We received this cable the other day from the U.S. Embassy in Baghdad about exciting new job opportunities there.

"The hiring of locally engaged staff (LES) has been a slow, cumbersome and sometimes fruitless process at Mission Iraq," the embassy wrote last month to Secretary of State Condoleezza Rice. "Due to the security situation and a lack of a well-established national security structure, performing proper background checks on LES candidates is very difficult and yields uncertain results."

A second problem, Baghdad noted, is that the "insurgents' intimidation campaign has touched our LES corps personally: two of our LES employees have been gunned down in execution-style murders, and two others barely escaped a similar fate in August. Our LES employees live in fear of being identified with the Embassy of the U.S. . . .

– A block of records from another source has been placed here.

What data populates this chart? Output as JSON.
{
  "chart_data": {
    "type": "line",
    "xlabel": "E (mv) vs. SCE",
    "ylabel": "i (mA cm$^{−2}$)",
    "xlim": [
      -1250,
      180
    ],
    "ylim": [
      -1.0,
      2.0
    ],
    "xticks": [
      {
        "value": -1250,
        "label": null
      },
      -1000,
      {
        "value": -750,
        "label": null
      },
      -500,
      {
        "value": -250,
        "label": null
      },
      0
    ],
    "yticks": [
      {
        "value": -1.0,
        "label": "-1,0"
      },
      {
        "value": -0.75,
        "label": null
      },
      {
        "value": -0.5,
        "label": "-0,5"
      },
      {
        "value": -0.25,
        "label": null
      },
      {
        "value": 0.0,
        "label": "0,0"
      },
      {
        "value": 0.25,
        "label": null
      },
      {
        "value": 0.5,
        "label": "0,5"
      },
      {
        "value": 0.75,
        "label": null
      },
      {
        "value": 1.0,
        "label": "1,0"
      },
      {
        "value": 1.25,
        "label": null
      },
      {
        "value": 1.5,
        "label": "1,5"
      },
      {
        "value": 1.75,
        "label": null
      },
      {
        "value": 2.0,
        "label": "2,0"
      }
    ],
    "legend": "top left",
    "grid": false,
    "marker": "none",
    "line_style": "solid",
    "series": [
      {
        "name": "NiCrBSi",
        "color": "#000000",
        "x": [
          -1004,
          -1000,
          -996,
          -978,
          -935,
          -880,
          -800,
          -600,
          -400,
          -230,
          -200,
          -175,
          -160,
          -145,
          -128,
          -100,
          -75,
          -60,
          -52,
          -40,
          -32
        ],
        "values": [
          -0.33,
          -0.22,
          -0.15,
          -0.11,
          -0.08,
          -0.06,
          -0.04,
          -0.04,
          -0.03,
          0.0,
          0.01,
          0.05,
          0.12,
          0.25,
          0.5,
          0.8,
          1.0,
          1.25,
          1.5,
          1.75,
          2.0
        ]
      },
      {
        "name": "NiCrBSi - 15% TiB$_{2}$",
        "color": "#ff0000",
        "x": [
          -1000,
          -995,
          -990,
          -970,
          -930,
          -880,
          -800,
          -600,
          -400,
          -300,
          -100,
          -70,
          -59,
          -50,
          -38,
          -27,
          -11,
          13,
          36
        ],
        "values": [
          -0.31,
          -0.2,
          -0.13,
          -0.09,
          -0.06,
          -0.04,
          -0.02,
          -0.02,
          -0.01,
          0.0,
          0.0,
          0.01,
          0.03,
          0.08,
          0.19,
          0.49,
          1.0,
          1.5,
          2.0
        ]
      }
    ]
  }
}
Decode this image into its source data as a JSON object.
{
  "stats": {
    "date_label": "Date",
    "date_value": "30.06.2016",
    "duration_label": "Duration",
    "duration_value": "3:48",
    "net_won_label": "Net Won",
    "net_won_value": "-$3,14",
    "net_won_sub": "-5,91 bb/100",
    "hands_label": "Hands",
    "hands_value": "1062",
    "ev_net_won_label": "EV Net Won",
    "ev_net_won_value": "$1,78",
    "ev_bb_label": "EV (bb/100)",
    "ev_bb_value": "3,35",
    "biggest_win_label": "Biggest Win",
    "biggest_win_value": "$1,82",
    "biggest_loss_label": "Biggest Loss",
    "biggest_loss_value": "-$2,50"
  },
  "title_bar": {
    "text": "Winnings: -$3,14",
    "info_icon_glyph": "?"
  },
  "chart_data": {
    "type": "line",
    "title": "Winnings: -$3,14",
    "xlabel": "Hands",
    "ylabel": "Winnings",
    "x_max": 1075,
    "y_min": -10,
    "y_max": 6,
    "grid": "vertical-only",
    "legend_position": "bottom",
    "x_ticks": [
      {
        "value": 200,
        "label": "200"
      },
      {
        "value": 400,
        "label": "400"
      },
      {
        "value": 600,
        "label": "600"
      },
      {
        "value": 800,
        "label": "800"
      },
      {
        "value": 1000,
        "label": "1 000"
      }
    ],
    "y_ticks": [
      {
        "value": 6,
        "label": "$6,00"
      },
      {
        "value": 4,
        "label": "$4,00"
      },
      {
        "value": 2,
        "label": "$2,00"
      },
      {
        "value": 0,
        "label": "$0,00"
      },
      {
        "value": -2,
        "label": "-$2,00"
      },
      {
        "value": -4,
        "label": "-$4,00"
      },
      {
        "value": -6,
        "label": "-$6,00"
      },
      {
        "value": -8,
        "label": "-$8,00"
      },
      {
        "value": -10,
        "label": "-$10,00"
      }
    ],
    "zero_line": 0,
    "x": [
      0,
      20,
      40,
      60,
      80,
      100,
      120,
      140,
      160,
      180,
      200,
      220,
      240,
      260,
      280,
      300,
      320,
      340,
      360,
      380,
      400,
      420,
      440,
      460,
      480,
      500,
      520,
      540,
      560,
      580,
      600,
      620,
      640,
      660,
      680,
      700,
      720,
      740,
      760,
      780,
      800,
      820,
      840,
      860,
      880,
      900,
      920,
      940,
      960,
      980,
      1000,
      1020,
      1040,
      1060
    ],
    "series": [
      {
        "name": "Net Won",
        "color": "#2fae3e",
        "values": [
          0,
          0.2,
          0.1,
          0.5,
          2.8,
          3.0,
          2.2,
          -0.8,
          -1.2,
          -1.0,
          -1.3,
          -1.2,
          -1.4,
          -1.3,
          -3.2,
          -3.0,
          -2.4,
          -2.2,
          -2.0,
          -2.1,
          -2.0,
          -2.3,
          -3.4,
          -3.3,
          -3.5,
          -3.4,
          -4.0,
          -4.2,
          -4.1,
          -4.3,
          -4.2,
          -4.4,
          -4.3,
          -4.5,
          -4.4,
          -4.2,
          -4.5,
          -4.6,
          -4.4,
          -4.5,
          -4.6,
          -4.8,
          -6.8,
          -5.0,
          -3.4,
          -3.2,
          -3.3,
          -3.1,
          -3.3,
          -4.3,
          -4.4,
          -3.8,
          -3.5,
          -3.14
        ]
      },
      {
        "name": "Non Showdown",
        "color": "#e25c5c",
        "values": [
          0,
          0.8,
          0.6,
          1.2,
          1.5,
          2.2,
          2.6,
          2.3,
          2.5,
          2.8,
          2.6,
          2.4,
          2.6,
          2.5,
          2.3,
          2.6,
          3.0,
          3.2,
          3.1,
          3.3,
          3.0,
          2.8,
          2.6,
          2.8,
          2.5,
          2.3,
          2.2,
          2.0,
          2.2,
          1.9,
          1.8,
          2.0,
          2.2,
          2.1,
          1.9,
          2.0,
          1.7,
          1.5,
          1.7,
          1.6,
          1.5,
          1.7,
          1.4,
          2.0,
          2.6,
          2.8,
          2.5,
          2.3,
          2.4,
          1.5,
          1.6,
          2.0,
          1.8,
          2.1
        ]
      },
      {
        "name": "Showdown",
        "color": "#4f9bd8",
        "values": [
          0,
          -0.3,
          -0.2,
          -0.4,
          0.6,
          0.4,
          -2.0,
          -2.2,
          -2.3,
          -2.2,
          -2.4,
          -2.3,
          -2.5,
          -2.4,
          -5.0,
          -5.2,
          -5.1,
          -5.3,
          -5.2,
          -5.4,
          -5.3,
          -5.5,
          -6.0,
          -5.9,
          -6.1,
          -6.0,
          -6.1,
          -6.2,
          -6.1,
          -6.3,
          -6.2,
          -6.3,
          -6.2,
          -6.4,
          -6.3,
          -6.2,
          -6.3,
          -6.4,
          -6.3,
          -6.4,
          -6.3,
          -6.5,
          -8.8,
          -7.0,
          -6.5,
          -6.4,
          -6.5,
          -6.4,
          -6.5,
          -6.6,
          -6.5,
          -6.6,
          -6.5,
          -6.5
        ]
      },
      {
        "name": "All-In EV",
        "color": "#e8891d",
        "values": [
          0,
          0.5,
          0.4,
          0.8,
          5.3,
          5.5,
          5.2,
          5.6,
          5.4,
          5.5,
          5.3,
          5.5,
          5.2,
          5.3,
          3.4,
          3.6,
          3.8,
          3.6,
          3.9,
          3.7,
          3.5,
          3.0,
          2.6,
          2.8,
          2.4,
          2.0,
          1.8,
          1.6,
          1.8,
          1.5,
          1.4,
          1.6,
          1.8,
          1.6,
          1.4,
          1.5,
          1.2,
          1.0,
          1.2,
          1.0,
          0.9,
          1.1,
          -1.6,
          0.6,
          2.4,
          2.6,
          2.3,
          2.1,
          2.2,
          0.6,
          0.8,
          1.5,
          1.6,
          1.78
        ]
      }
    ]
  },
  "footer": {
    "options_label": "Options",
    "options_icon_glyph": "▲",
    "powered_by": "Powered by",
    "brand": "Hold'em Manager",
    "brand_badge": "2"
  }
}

"For the first half of 2005 ten of 14 [resignations] were due to security concerns. Of 58 job offers, thirteen employees did not show up for work or resigned within 30 days. The reality is that the embassy can offer them little protection outside the International Zone (IZ) and is not in a position to grant their repeated requests to house them and their families within the IZ."

So what to do? Embassy Baghdad says the situation "has led us to consider making greater use of Third Country National (TCN) employees until the security situation allows a more reliable and robust LES program."

None of the several hundred Iraqis would be fired if this plan goes forward. "We plan to retain the loyal and talented Iraqi employees" (are these LTIs?), the cable said. But "for the immediate future . . . we will look for TCNs to fill positions that do not require American citizenship."

The embassy is looking to use Amman, Jordan, "as a recruitment and employment platform to hire qualified TCN employees who would then be sent to Baghdad under TDY [temporary duty] orders for varying lengths of time according to need."

You don't have to be Jordanian to apply. These jobs would be open to "anyone legally employable in Jordan." You would get the same pay scale as in Amman, with a 50 percent raise for danger pay.

The Appellation Trail

There's chatter at Georgetown University's School of Foreign Service that Douglas J. Feith, former undersecretary of defense and key architect of the Iraq war, is in line to be "distinguished professor in the practice of diplomacy."

The matter sparked vigorous debate and opposition when it came up at a mid-term faculty lunch with Dean Robert L. Gallucci. We're told some faculty members felt Gallucci isn't empowered to offer the job, but Gallucci said he has the authority and is raising money for the post.

One source said the faculty was "up in arms" at the lunch; another styled it a "friendly debate," both over Gallucci's flexing his muscle and over hiring Feith, who some feel may be a tad lacking on diplomatic credentials. Prior appointees to these "distinguished professor" gigs include former secretary of state Madeleine K. Albright, who had been an academic and U.N. ambassador, former Clinton national security adviser Anthony Lake, a career foreign service officer and college professor, and Donald F. McHenry, a longtime State Department hand and former U.N. ambassador.

Feith, in addition to his recent Pentagon tour, had been a Reagan National Security Council aide for five years. Between government stints, he practiced law. He's now ensconced as a distinguished fellow at the Hoover Institution at Stanford where he's working to finish a book on his Iraq adventure, and is considering other academic offers.

Despite all the pointy-headed harrumphing at Georgetown, Feith would bring a certain star power. After all, exactly how many professors can say Gen. Tommy Franks reportedly called them "the [deleted] stupidest guy on the face of the earth"? Former secretary of state Colin L. Powell's chief of staff, Lawrence B. Wilkerson, a retired Army colonel, seconded that: "Seldom in my life have I met a dumber man."

Well, how many?

Reporters' Reporters

It's not easy being in the White House press pool. Those reporters are obliged to cover for everyone else and quickly bang out a report for their colleagues to use. They must be accurate in the smallest detail.

Richard Benedetto of USA Today authored a fine pool report Monday about President Bush's Panama meetings. Later, as can happen, he made a couple of minor adjustments:

Pool Report 3A

Correction to Pool Report 3

"Propositioned Pool" should read "Prepositioned Pool"

No one in your pool was "propositioned," at least as far as I know.

Then came a more significant correction:

Fashion Correction to Pool Report 3

First Lady Laura Bush's white pantsuit was linen, and not polyester and cotton, as reported. It still looked crisp.